The legal picture got more complicated in the decades after the food ban. Safrole is a key starting material for synthesizing MDMA, a Schedule I controlled substance. Because of this, the DEA classifies safrole as a List I chemical under the Controlled Substances Act. Sassafras oil, which is rich in safrole, falls under the same restrictions.

Anyone who handles safrole commercially is required to report suspicious transactions to the DEA, including unusually large orders, odd payment methods, or unexplained losses of inventory. Knowingly possessing or distributing safrole with reason to believe it will be used to make MDMA is a federal crime. This means that even outside the food context, buying large quantities of sassafras root bark or its oil can attract law enforcement attention.

What’s Still Legal

Not every part of the sassafras tree is banned. The restriction targets safrole specifically, so sassafras products that have had safrole removed are perfectly legal. This creates a few important exceptions.

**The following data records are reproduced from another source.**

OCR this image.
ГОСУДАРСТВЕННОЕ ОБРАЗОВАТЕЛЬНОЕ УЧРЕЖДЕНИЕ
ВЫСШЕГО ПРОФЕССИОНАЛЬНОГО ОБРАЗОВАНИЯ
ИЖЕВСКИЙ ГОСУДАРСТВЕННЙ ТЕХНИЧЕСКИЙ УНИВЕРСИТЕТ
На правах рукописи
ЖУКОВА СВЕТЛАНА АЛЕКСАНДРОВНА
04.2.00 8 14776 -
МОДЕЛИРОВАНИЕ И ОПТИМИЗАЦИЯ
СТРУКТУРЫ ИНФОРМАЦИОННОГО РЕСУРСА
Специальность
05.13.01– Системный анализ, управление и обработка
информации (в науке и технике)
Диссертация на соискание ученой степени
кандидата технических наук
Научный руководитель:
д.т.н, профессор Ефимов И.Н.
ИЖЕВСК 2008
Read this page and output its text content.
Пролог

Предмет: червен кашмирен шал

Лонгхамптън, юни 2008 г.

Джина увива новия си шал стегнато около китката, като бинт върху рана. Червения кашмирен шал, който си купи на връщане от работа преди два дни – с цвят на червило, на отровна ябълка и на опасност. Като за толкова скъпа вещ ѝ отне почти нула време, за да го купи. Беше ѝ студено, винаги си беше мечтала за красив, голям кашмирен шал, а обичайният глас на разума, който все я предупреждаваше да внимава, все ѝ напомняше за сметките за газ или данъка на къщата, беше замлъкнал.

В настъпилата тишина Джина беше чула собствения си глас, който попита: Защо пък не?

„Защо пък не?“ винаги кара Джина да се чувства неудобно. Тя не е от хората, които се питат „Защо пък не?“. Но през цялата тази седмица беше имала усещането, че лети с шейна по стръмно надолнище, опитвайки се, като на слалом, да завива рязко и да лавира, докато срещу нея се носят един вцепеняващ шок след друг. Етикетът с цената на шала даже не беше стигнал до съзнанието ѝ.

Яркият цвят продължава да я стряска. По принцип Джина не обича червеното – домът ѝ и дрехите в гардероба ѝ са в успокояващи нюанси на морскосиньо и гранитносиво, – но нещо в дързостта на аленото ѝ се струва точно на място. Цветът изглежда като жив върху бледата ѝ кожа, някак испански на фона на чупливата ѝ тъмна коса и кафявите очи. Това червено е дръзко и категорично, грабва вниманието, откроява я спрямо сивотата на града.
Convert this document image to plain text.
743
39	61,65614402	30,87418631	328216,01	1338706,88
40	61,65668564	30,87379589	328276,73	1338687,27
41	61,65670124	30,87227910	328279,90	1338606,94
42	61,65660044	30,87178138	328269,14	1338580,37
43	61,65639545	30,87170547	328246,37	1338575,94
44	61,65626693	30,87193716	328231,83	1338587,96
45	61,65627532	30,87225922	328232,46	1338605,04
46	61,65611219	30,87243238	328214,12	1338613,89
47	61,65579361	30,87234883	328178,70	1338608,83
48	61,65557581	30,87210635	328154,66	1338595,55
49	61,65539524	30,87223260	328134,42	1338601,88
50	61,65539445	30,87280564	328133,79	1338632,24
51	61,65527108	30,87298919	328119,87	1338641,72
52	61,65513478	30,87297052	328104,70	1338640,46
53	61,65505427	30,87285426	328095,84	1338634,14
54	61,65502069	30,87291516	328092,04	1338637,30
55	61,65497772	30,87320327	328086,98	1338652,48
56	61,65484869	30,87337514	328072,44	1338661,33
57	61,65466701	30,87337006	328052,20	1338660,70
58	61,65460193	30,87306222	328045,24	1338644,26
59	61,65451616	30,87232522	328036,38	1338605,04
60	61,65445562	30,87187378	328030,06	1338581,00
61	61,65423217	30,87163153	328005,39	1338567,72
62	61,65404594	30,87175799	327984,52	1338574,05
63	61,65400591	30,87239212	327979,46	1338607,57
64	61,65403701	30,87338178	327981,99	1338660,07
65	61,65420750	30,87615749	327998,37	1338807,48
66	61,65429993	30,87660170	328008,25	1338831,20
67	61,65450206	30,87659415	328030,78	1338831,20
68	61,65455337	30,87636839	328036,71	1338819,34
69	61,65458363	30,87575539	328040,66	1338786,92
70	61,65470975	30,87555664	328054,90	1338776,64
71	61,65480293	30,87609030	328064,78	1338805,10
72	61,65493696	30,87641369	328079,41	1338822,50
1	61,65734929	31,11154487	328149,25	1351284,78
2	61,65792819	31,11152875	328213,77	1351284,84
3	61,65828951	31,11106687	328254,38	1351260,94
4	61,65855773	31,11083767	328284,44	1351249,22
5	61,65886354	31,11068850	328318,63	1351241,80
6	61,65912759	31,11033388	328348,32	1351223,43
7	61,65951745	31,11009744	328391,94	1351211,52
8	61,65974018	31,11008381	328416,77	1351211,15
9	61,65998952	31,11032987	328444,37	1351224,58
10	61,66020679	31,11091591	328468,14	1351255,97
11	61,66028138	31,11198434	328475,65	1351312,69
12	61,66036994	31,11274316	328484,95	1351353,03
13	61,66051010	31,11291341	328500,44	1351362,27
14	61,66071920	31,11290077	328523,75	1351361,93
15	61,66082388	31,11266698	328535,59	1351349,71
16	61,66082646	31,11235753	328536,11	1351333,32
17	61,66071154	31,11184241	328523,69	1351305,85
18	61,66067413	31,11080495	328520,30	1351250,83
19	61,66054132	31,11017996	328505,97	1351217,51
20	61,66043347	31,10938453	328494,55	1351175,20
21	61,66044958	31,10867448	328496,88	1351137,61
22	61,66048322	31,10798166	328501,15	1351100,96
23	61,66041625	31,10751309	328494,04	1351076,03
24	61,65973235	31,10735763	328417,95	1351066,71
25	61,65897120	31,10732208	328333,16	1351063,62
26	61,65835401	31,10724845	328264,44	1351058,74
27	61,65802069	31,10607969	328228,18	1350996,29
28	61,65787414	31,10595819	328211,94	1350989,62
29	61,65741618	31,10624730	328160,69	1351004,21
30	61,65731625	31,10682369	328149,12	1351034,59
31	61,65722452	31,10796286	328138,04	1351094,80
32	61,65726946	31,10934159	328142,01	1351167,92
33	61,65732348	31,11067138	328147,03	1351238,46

  • Safrole-free sassafras extract. Modern root beer uses a purified extract made by soaking sassafras root bark in dilute alcohol, concentrating the solution through vacuum distillation, then diluting it with water and discarding the oily fraction that contains safrole. The resulting extract retains the flavor but none of the regulated compound. The FDA approves this for use as a food flavoring under 21 CFR 172.580.
  • Sassafras leaves (filé powder). The dried, ground leaves of the sassafras tree are a traditional thickener in Cajun and Creole cooking, especially gumbo. The FDA permits sassafras leaves in food provided they are safrole-free. The leaves naturally contain far less safrole than the root bark, and processed filé powder on store shelves is legal.

The distinction is clear in FDA records: “Oil of sassafras” is banned, while “Oil of sassafras, safrole free” and “Sassafras extract, safrole free” are regulated and permitted. The line falls entirely on whether safrole is present.

Safrole in Other Foods

One detail that surprises many people is that safrole isn’t unique to sassafras. Nutmeg contains safrole at concentrations around 11 percent of its extract, along with 280 to 420 milligrams per kilogram of the whole seed. Black pepper, cinnamon, and star anise also contain trace amounts. These spices remain legal because their safrole concentrations are low enough in typical use that the FDA hasn’t targeted them the same way. Sassafras root bark, with oil that’s 80 percent safrole, is in a different category entirely.

This disparity is part of what fuels debate about whether the ban is proportionate. Critics point out that the rat studies used doses far higher than what a person would consume in a cup of tea. Supporters counter that the carcinogenic mechanism is well-established and that any unnecessary exposure to a known animal carcinogen in food is worth eliminating, especially when safrole-free alternatives exist.

What Happens if You Make It Anyway

Sassafras trees grow wild across the eastern United States, and foraging the root bark for personal tea is something people still do. Enforcement at the individual level is virtually nonexistent. You won’t find federal agents knocking on your door for boiling bark. The law primarily targets commercial sale: you cannot legally sell sassafras tea, sassafras root bark marketed for tea, or any food product containing safrole. Online vendors who sell sassafras root bark typically label it “not for human consumption” or market it for potpourri and similar uses to skirt the regulation.

The practical risk of drinking an occasional cup of sassafras tea is a different question from the legal one. The FDA ban treats safrole as having no safe threshold in food, a regulatory stance that doesn’t distinguish between daily consumption and a single cup. But the cancer risk established in animal studies involved repeated, high-dose exposure over time, not occasional use. That context doesn’t change the law, but it does explain why some herbalists and traditional food enthusiasts view the ban as overly broad.